Hello, I just finished the first course of the specialization. I would like to clearly understand how Polynomial regression works. I get the concept of why we might need polynomial features, but I don`t understand how should I change my model to apply it in practice. If I have 4 features in LinearRegression model, my older model would look like this : w1x1+w2x2+w3x3+w4x4+b. Let’s say I decide to use x3**3 does this mean my new model will look something like this ? w1x3+w2x3^2+w3x3^3+b. Should I neglect x1,x2,x4 features in my new model? Also in LogisticRegression I noticed that uses all possible combinations of features and powers.

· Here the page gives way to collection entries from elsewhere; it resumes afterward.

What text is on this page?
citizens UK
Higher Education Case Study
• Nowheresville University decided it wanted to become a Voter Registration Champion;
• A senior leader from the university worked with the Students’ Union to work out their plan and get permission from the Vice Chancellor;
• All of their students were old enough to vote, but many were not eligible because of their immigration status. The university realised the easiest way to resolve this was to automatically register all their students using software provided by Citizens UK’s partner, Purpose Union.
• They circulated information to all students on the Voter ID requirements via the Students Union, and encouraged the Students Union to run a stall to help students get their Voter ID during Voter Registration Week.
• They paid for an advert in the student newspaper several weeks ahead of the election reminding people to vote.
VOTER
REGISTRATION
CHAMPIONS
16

So if I had 2 features and I decided I wanted polynomial degree of 6, I would have 27 features in a new model. I would also like to clarify how that works. Could you help me to understand this clearly ? or give me links to useful articles/videos.

Hello!
For the polynomial part: your old model is y=w_1x_1+w_2x_2+w_3x_3+w_4x_4, and you want to add an x_3^3 term, you can always generate a new x variable, say, x_5=x_3^3 and put it in the model, the new model would be y=w_1x_1+w_2x_2+w_3x_3+w_4x_4+w_5x_5, thus you still keep the features x_1, x_2, and x_4.
You mentioned noticing that in logistic regression they use all possible combinations of features and powers. I think this may be related to the extension of the Effect Hierarchy Principle, basically saying that higher-order effects are usually of less interest than the main effects or lower-order interactions.

1 Like

You can add as many new polynomial combinations as you need to get a more complicated model.

Adding just the power terms (x^2, x^3, etc) is a subset of those polynomial combinations.

The key trick is to add only as much complexity as you need to get 'good enough" performance for the problem you’re solving.

I am wondering, in ML, if one includes a higher order polynomial for a feature (e.g., X_1^3) in the chosen model, should one also include all the lower order for that feature (i.e., X_1^2, X_1) like one should do in statistics (i.e., y = x_1 + X_1^2 + X_1^3) or can one just have X_1^3 in the model (i.e., y = X_1^3)?

Hello Marie @Marie_T,

No, it is not necessary to keep the lower order. For example, it is completely fine to have y = x_1x_2^2 period.

Cheers,
Raymond

1 Like

If you don’t know which terms are going to be useful, it’s a good idea to use all the orders at least initially.

Hi @saba_odisharia,

To answer your second question, lets say you have two features x and y, and you want to add polynomial features up to degree 6, then you would have:

  • degree 1 terms x,y
  • degree 2 terms x^2,xy,y^2
  • degree 3 terms x^3,x^2y,xy^2,y^3
  • degree 4 terms x^4,x^3y,x^2y^2,xy^3,y^4
  • degree 5 terms x^5,x^4y,x^3y^2,x^2y^3,xy^4,y^5
  • degree 6 terms x^6,x^5y,x^4y^2,x^3y^3,x^2y^4,xy^5,y^6

In total that is 27 features. Does this clear things up?

Best,
Alex

1 Like